Wednesday, November 24, 2010

Art and Politics: Thoughts on Mark Twain and Bristol Palin . . .

NPR sends out a regular missive called "Scoop," which contains mostly shop talk about NPR programming. But occasionally the Scoops include some entertaining nugget that has absolutely nothing to do with NPR.

This week's entertaining nugget was culled from a short New Yorker article about Mark Twain by Macy Halford. In it, Halford relates how, in 1905, Mr. Twain asked the President to move Thanksgiving, because its date that year, November 30th, coincided with the famous author's 70th birthday.

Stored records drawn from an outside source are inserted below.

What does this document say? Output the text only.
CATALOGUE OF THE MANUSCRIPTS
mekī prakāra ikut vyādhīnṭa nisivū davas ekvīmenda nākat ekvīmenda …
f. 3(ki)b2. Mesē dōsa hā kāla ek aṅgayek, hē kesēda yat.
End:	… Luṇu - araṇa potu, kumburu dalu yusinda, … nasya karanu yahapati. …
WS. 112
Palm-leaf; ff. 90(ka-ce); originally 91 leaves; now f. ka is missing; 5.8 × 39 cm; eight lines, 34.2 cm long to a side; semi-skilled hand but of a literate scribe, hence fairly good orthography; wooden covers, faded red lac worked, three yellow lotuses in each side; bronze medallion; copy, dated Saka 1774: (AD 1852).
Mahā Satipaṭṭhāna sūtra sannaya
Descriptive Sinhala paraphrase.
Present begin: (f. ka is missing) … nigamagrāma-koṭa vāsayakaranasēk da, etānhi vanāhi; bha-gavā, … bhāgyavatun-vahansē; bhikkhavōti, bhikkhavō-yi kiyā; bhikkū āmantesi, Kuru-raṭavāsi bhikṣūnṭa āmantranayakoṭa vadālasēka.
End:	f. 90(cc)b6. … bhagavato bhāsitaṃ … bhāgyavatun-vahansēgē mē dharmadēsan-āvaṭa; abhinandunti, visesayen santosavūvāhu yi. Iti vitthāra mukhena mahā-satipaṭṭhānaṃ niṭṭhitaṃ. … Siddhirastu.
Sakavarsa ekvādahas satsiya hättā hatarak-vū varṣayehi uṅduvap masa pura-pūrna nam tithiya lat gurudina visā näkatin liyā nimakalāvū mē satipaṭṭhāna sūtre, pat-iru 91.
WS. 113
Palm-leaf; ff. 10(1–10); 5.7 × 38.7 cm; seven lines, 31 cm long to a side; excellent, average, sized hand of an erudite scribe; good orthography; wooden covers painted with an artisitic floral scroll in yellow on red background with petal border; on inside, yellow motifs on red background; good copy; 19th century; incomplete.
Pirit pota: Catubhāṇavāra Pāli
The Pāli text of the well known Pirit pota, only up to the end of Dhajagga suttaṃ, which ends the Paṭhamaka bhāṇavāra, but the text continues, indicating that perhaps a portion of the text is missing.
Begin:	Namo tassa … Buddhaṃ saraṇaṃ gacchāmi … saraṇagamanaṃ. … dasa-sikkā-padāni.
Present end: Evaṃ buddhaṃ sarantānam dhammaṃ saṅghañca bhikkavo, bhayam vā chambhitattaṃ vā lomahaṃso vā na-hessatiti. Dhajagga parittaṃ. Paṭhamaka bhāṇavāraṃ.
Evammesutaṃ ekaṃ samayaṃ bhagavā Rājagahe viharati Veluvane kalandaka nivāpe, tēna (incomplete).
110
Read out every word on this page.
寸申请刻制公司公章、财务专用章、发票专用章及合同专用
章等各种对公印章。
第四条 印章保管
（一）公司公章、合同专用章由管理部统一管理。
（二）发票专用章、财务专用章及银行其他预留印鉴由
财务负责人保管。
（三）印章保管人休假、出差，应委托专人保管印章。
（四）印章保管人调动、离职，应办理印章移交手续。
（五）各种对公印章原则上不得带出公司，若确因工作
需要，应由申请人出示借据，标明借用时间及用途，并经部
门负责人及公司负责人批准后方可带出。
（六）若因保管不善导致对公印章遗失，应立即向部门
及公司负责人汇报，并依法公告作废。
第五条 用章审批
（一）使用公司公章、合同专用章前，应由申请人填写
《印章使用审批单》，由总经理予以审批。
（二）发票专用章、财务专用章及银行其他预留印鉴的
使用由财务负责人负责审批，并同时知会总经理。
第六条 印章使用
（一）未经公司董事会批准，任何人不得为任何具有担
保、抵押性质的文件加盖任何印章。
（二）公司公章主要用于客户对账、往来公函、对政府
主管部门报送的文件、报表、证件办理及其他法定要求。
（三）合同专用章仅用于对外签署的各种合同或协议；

Mark Twain's 70th Birthday Celebration
Twain, himself,  noted the incident in his modest, 2000-page autobiography (the excerpt below was lifted from The New Yorker. 
It [Twain's birthday] arrived on the 30th of November, but Colonel Harvey* was not able to celebrate it on that date because that date had been preempted by the President to be used as Thanksgiving Day, a function which originated in New England two or three centuries ago when those people recognized that they really had something to be thankful for—annually, not oftener—if they had succeeded in exterminating their neighbors, the Indians, during the previous twelve months instead of getting exterminated by their neighbors the Indians. Thanksgiving Day became a habit, for the reason that in the course of time, as the years drifted on, it was perceived that the exterminating had ceased to be mutual and was all on the white man's side, consequently on the Lord's side, consequently it was proper to thank the Lord for it and extend the usual annual compliments. The original reason for a Thanksgiving Day has long ago ceased to exist—the Indians have long ago been comprehensively and satisfactorily exterminated and the account closed with Heaven, with the thanks due. But, from old habit, Thanksgiving Day has remained with us, and every year the President of the United States and the Governors of all the several States and the territories set themselves the task, every November, to advertise for something to be thankful for, and then they put those thanks into a few crisp and reverent phrases, in the form of a Proclamation, and this is read from all the pulpits in the land, the national conscience is wiped clean with one swipe, and sin is resumed at the old stand.
Twain by this time (writes Macy Halford) had traveled a long way—from the banks of the Mississippi to a mansion on Fifth Avenue—and had become, as New Yorkers will, unrelenting in his agendas, and brilliantly so:
[Harvey] went to Washington to try to get the President to select another day for the national Thanksgiving, and I furnished him with arguments to use which I thought persuasive and convincing, arguments which ought to persude (sic) him even to put off Thanksgiving Day a whole year—on the ground that nothing had happened during the previous twelvemonth except several vicious and inexcusable wars, and King Leopold of Belgium's usual annual slaughters and robberies in the Congo State, together with the Insurance revelations in New York, which seemed to establish the fact that if there was an honest man left in the United States, there was only one, and we wanted to celebrate his seventieth birthday.
Hmmmm. Methinks Mark Twain did not approve of the direction in which his country was heading . . .

The President whom Mr. Harvey went to see was Theodore Roosevelt.  Mark Twain was famously not a fan of the President, disagreeing with him on many points of policy, such as whether or not invading the Philippines had been a good idea and the appropriateness of America shouldering the White Man's Burden.

Yet, amazingly, many people who voted for Theodore Roosevelt read Mark Twain.

What a concept! Imagine keeping one's personal politics from taking over one's entire life. But then think for a moment about what a loss it would have been to us all if Mr. Twain's anti-Imperialist politics had eroded his book sales to the point where Tom Sawyer and Huck Finn never made the literary big-time..


Zoom with me to the present, please: Thanksgiving Eve Day 2010

The Washington Post has been running front page coverage of Bristol Palin's appearance on Dancing with the Stars. I haven't watched the show, but I have followed the Post's coverage. Consensus appears to be that a lot of the folks who voted for or against Bristol in the competition were more focused on her mother's politics than her own dancing.

These paragraphs were drawn from Lisa de Moraes' regular Post TV column.
"Are you planning on hosting a Team Bristol Monday Night Dancing Watch party?" conservative blogger Kevin DuJan asked on his blog Hillbuzz.org before the Monday show. "You ... can actually vote together and send Bristol over the top ... while sending Leftist heads into meltdown."
On the other side of the political spectrum, the liberal Web site Network for Progress urged people to get out the vote for Jennifer.
"Fight back against the Tea Party ... because they may make our news and elections into a joke but we need to draw a line at our reality competitions!" the Web site said in an e-mail, with tongue planted firmly in cheek. "Join Network For Progress as we come together to raise awareness about one of the biggest threats America faces today ... Bristol Palin winning Dancing with the Stars...."
Bristol Palin placed third in Dancing with the Stars. We'll  never know whether it was her dancing or her mother that lost the competition.

Which, in my opinion, is a real shame. And kind of scary, as well.

Wonder how Mark Twain would have fared on Dancing with the Stars?